Tuesday, August 16, 2005

Sharon speaks

Given the substantial case against disengagement, can anything be said in Sharon's defense? If so, he should have said it himself last night, in his address to the nation. Relevant excerpts, with my comments:


The changing reality in this country, in this region, and in the world required another reassessment and changing of positions.

What exactly changed between January 2003, when Sharon was elected on a platform opposing any form of unilateral withdrawal, and his announcement of the disengagement plan in December of that year? He doesn't say, and I can't guess.

Gaza cannot be held onto forever. Over one million Palestinians live there, and they double their numbers with every generation. They live in incredibly cramped refugee camps, in poverty and squalor, in hotbeds of ever-increasing hatred, with no hope whatsoever on the horizon.

This is all more or less true, but it was equally true in January 2003 and it will be equally true in January 2015. If anything, the Palestinians want to bring hundreds of thousands of more disgruntled refugees into Gaza from Lebanon. The crisis in Gaza will continue to worsen with or without an Israeli presence, and Israelis will continue to suffer the consequences whether or not they live in Gaza.

It is out of strength and not weakness that we are taking this step.

This is a hard claim to support. True, Israel has decimated the leadership of Hamas, but disengagement comes too soon after the four-year terrorist onslaught to claim it isn't a victory for terrorism.

This plan is good for Israel in any future scenario.

Can anyone really foresee every future scenario? This sounds more like a boast than a substantive argument.

We are reducing the day-to-day friction and its victims on both sides. The Israel Defense Forces will redeploy on defensive lines behind the security fence. Those who continue to fight us will meet the full force of the IDF and the security forces.

Experience shows that successful anti-terror operations require ground operations. The further the army is from the ground, the poorer its intelligence, the less precise its operations, the greater the likelihood of civilian casualties with all that entails. Either Israel will continue to launch incursions into Gaza - in which case what has been gained? - or we will suffer the consequences of allowing major terror bases to develop in our backyard.

Day-to-day friction may be reduced, but at the expense of long-term threats.

Mark my words: It is a matter of time before Israeli forces are back in Gaza, on the ground."The full force of the IDF" cannot be deployed from behind a fence.

Now the Palestinians bear the burden of proof.
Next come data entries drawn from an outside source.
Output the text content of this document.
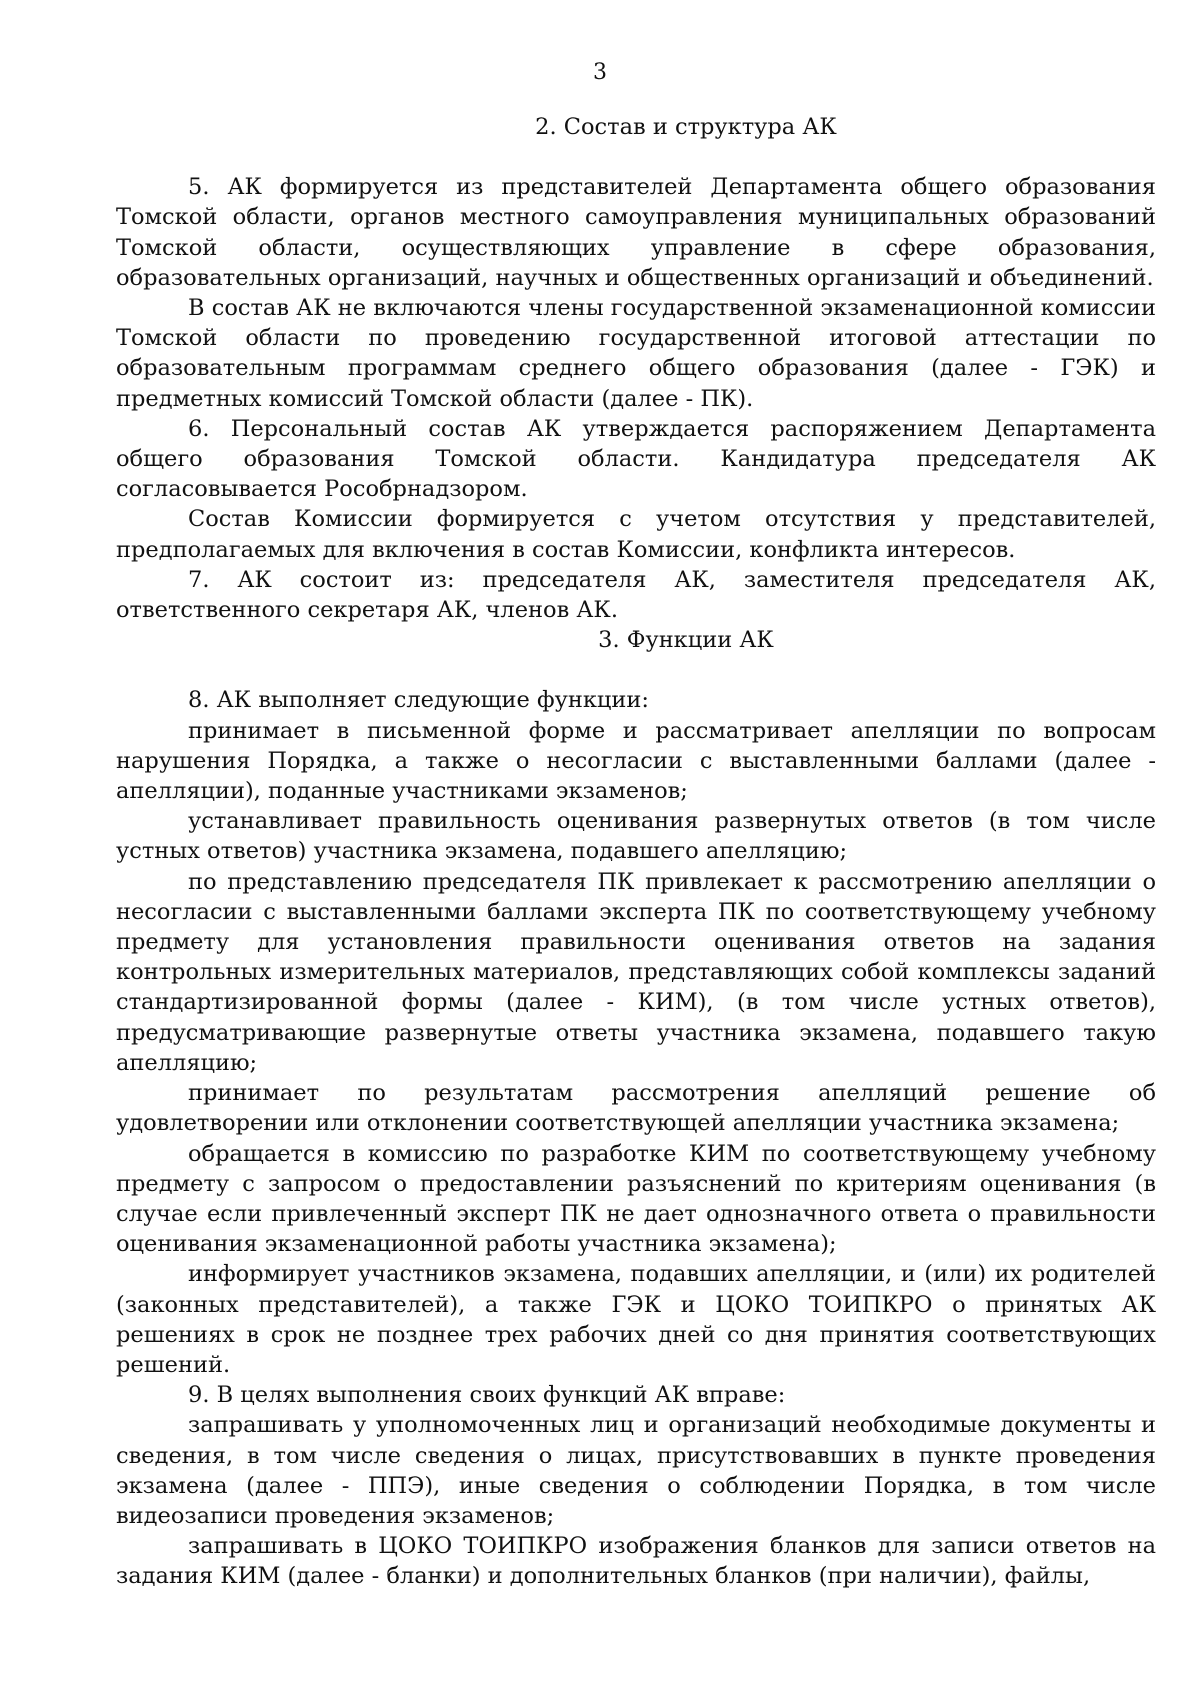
3
2. Состав и структура АК

5. АК формируется из представителей Департамента общего образования Томской области, органов местного самоуправления муниципальных образований Томской области, осуществляющих управление в сфере образования, образовательных организаций, научных и общественных организаций и объединений.

В состав АК не включаются члены государственной экзаменационной комиссии Томской области по проведению государственной итоговой аттестации по образовательным программам среднего общего образования (далее - ГЭК) и предметных комиссий Томской области (далее - ПК).

6. Персональный состав АК утверждается распоряжением Департамента общего образования Томской области. Кандидатура председателя АК согласовывается Рособрнадзором.

Состав Комиссии формируется с учетом отсутствия у представителей, предполагаемых для включения в состав Комиссии, конфликта интересов.

7. АК состоит из: председателя АК, заместителя председателя АК, ответственного секретаря АК, членов АК.

3. Функции АК

8. АК выполняет следующие функции:

принимает в письменной форме и рассматривает апелляции по вопросам нарушения Порядка, а также о несогласии с выставленными баллами (далее - апелляции), поданные участниками экзаменов;

устанавливает правильность оценивания развернутых ответов (в том числе устных ответов) участника экзамена, подавшего апелляцию;

по представлению председателя ПК привлекает к рассмотрению апелляции о несогласии с выставленными баллами эксперта ПК по соответствующему учебному предмету для установления правильности оценивания ответов на задания контрольных измерительных материалов, представляющих собой комплексы заданий стандартизированной формы (далее - КИМ), (в том числе устных ответов), предусматривающие развернутые ответы участника экзамена, подавшего такую апелляцию;

принимает по результатам рассмотрения апелляций решение об удовлетворении или отклонении соответствующей апелляции участника экзамена;

обращается в комиссию по разработке КИМ по соответствующему учебному предмету с запросом о предоставлении разъяснений по критериям оценивания (в случае если привлеченный эксперт ПК не дает однозначного ответа о правильности оценивания экзаменационной работы участника экзамена);

информирует участников экзамена, подавших апелляции, и (или) их родителей (законных представителей), а также ГЭК и ЦОКО ТОИПКРО о принятых АК решениях в срок не позднее трех рабочих дней со дня принятия соответствующих решений.

9. В целях выполнения своих функций АК вправе:

запрашивать у уполномоченных лиц и организаций необходимые документы и сведения, в том числе сведения о лицах, присутствовавших в пункте проведения экзамена (далее - ППЭ), иные сведения о соблюдении Порядка, в том числе видеозаписи проведения экзаменов;

запрашивать в ЦОКО ТОИПКРО изображения бланков для записи ответов на задания КИМ (далее - бланки) и дополнительных бланков (при наличии), файлы,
They must fight terror organizations, dismantle its infrastructure and show sincere intentions of peace in order to sit with us at the negotiating table.

Haven't we heard this before? The Palestinians have had the same obligations since the start of Oslo, and have yet to fulfill them. Again, experience shows that Israel will face unrelenting pressure to negotiate with the Palestinians and offer concessions, regardless of whether or not they fight terror. Haven't we learned that by now?

The world awaits the Palestinian response - a hand offered in peace or continued terrorist fire. To a hand offered in peace, we will respond with an olive branch. But if they choose fire, we will respond with fire, more severe than ever.

That threat is not credible. Ehud Barak issued similar warnings upon pulling out of Lebanon, but Israel has never retaliated seriously against cross-border attacks since then. The cost is always too high.

The disengagement will allow us to look inward. Our national agenda will change. In our economic policy, we will be free to turn to closing the social gaps and engaging in a genuine struggle against poverty. We will advance education and increase the personal security of every citizen in the country.

Now Sharon lapses into empty political rhetoric. Ehud Barak sold this kind of drivel in 1999. Israel's security challenges will not evaporate overnight. Neither will the diplomatic pressures. Besides, despite the myths, Israel has always addressed its economic and social problems throughout the years, sometimes successfully, sometimes not.

The rest of the speech is about internal divisions, and does not make the case for disengagement. I still feel the case has not adequately been made.